= Relocation of professional sports teams in Australia and New Zealand =

Relocation of professional sports teams occurs when a team owner moves a team, generally from one metropolitan area to another, but occasionally between municipalities in the same conurbation. Australia and New Zealand uses a North American-style league franchise system which means the teams are overwhelmingly privately owned and therefore favours relocation practices. Owners who move a team generally do so seeking better profits, facilities, fan support, or a combination of these.
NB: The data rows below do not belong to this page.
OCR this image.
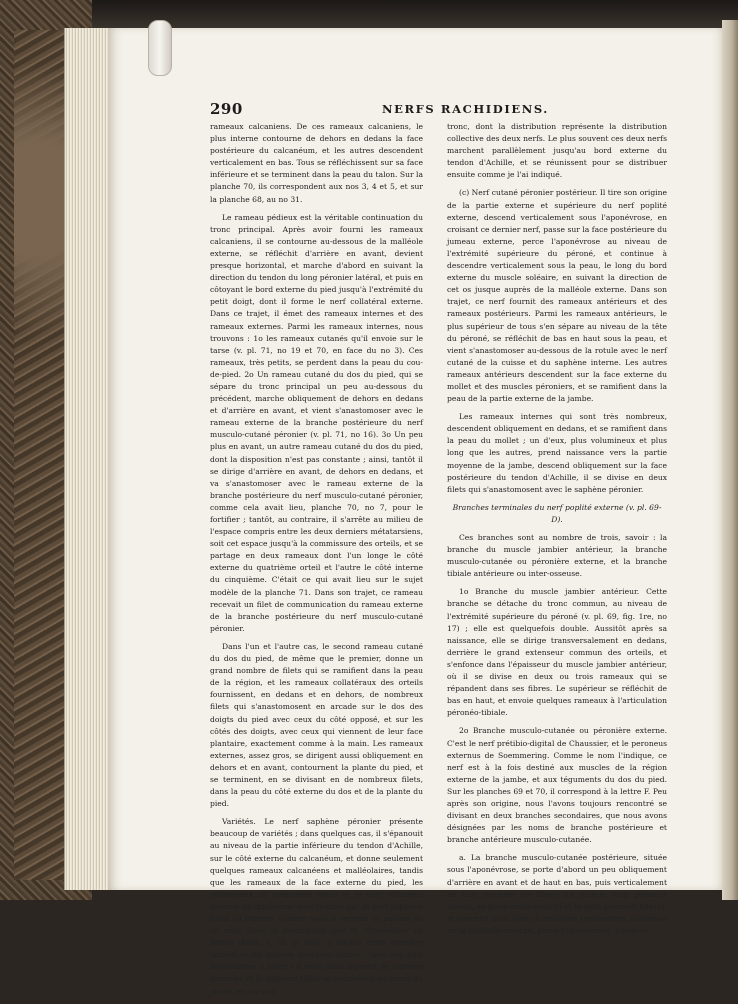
290	NERFS RACHIDIENS.

rameaux calcaniens. De ces rameaux calcaniens, le plus interne contourne de dehors en dedans la face postérieure du calcanéum, et les autres descendent verticalement en bas. Tous se réfléchissent sur sa face inférieure et se terminent dans la peau du talon. Sur la planche 70, ils correspondent aux nos 3, 4 et 5, et sur la planche 68, au no 31.

Le rameau pédieux est la véritable continuation du tronc principal. Après avoir fourni les rameaux calcaniens, il se contourne au-dessous de la malléole externe, se réfléchit d'arrière en avant, devient presque horizontal, et marche d'abord en suivant la direction du tendon du long péronier latéral, et puis en côtoyant le bord externe du pied jusqu'à l'extrémité du petit doigt, dont il forme le nerf collatéral externe. Dans ce trajet, il émet des rameaux internes et des rameaux externes. Parmi les rameaux internes, nous trouvons : 1o les rameaux cutanés qu'il envoie sur le tarse (v. pl. 71, no 19 et 70, en face du no 3). Ces rameaux, très petits, se perdent dans la peau du cou-de-pied. 2o Un rameau cutané du dos du pied, qui se sépare du tronc principal un peu au-dessous du précédent, marche obliquement de dehors en dedans et d'arrière en avant, et vient s'anastomoser avec le rameau externe de la branche postérieure du nerf musculo-cutané péronier (v. pl. 71, no 16). 3o Un peu plus en avant, un autre rameau cutané du dos du pied, dont la disposition n'est pas constante ; ainsi, tantôt il se dirige d'arrière en avant, de dehors en dedans, et va s'anastomoser avec le rameau externe de la branche postérieure du nerf musculo-cutané péronier, comme cela avait lieu, planche 70, no 7, pour le fortifier ; tantôt, au contraire, il s'arrête au milieu de l'espace compris entre les deux derniers métatarsiens, soit cet espace jusqu'à la commissure des orteils, et se partage en deux rameaux dont l'un longe le côté externe du quatrième orteil et l'autre le côté interne du cinquième. C'était ce qui avait lieu sur le sujet modèle de la planche 71. Dans son trajet, ce rameau recevait un filet de communication du rameau externe de la branche postérieure du nerf musculo-cutané péronier.

Dans l'un et l'autre cas, le second rameau cutané du dos du pied, de même que le premier, donne un grand nombre de filets qui se ramifient dans la peau de la région, et les rameaux collatéraux des orteils fournissent, en dedans et en dehors, de nombreux filets qui s'anastomosent en arcade sur le dos des doigts du pied avec ceux du côté opposé, et sur les côtés des doigts, avec ceux qui viennent de leur face plantaire, exactement comme à la main. Les rameaux externes, assez gros, se dirigent aussi obliquement en dehors et en avant, contournent la plante du pied, et se terminent, en se divisant en de nombreux filets, dans la peau du côté externe du dos et de la plante du pied.

Variétés. Le nerf saphène péronier présente beaucoup de variétés ; dans quelques cas, il s'épanouit au niveau de la partie inférieure du tendon d'Achille, sur le côté externe du calcanéum, et donne seulement quelques rameaux calcanéens et malléolaires, tandis que les rameaux de la face externe du pied, les collatéraux du cinquième orteil et le nerf collatéral externe du quatrième sont fournis par le nerf saphène tibial ou externe, comme nous le verrons en parlant de ce nerf. Dans la description que M. Cruveilhier en donne (Anat., t. III, p. 865), il adopte cette dernière variété et en signale quelques autres ; une des plus importantes à noter, est celle dans laquelle, le saphène péronier et le saphène tibial se réunissent au creux du jarret, en un seul

tronc, dont la distribution représente la distribution collective des deux nerfs. Le plus souvent ces deux nerfs marchent parallèlement jusqu'au bord externe du tendon d'Achille, et se réunissent pour se distribuer ensuite comme je l'ai indiqué.

(c) Nerf cutané péronier postérieur. Il tire son origine de la partie externe et supérieure du nerf poplité externe, descend verticalement sous l'aponévrose, en croisant ce dernier nerf, passe sur la face postérieure du jumeau externe, perce l'aponévrose au niveau de l'extrémité supérieure du péroné, et continue à descendre verticalement sous la peau, le long du bord externe du muscle soléaire, en suivant la direction de cet os jusque auprès de la malléole externe. Dans son trajet, ce nerf fournit des rameaux antérieurs et des rameaux postérieurs. Parmi les rameaux antérieurs, le plus supérieur de tous s'en sépare au niveau de la tête du péroné, se réfléchit de bas en haut sous la peau, et vient s'anastomoser au-dessous de la rotule avec le nerf cutané de la cuisse et du saphène interne. Les autres rameaux antérieurs descendent sur la face externe du mollet et des muscles péroniers, et se ramifient dans la peau de la partie externe de la jambe.

Les rameaux internes qui sont très nombreux, descendent obliquement en dedans, et se ramifient dans la peau du mollet ; un d'eux, plus volumineux et plus long que les autres, prend naissance vers la partie moyenne de la jambe, descend obliquement sur la face postérieure du tendon d'Achille, il se divise en deux filets qui s'anastomosent avec le saphène péronier.

Branches terminales du nerf poplité externe (v. pl. 69-D).

Ces branches sont au nombre de trois, savoir : la branche du muscle jambier antérieur, la branche musculo-cutanée ou péronière externe, et la branche tibiale antérieure ou inter-osseuse.

1o Branche du muscle jambier antérieur. Cette branche se détache du tronc commun, au niveau de l'extrémité supérieure du péroné (v. pl. 69, fig. 1re, no 17) ; elle est quelquefois double. Aussitôt après sa naissance, elle se dirige transversalement en dedans, derrière le grand extenseur commun des orteils, et s'enfonce dans l'épaisseur du muscle jambier antérieur, où il se divise en deux ou trois rameaux qui se répandent dans ses fibres. Le supérieur se réfléchit de bas en haut, et envoie quelques rameaux à l'articulation péronéo-tibiale.

2o Branche musculo-cutanée ou péronière externe. C'est le nerf prétibio-digital de Chaussier, et le peroneus externus de Soemmering. Comme le nom l'indique, ce nerf est à la fois destiné aux muscles de la région externe de la jambe, et aux téguments du dos du pied. Sur les planches 69 et 70, il correspond à la lettre F. Peu après son origine, nous l'avons toujours rencontré se divisant en deux branches secondaires, que nous avons désignées par les noms de branche postérieure et branche antérieure musculo-cutanée.

a. La branche musculo-cutanée postérieure, située sous l'aponévrose, se porte d'abord un peu obliquement d'arrière en avant et de haut en bas, puis verticalement en bas, traverse les fibres du muscle long péronier latéral, se place entre celui-ci et le petit péronier latéral, et descend ainsi jusqu'à quelques centimètres au-dessus de la malléole externe, perce l'aponévrose, passe au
The two major professional sporting leagues in Australia are the Australian Football League (AFL) and National Rugby League (NRL). Both competitions were originally based in one city (Melbourne and Sydney respectively) and expanded to a national level, and through that process, there have been team moves, mergers and closures in both leagues. The clubs are owned by members, not privately, but the North American franchise model exists, which means entry to the league is restricted. The hybrid model has meant that the leading promoter of moving is the league itself, trying to grow the football code by encouraging poorly performing clubs to move interstate.

==AFL==
The AFL is the national competition in Australian rules football and grew out of the mostly suburban Melbourne based Victorian Football League competition; as a result, the member clubs have had to move to adjust to a changing national focus.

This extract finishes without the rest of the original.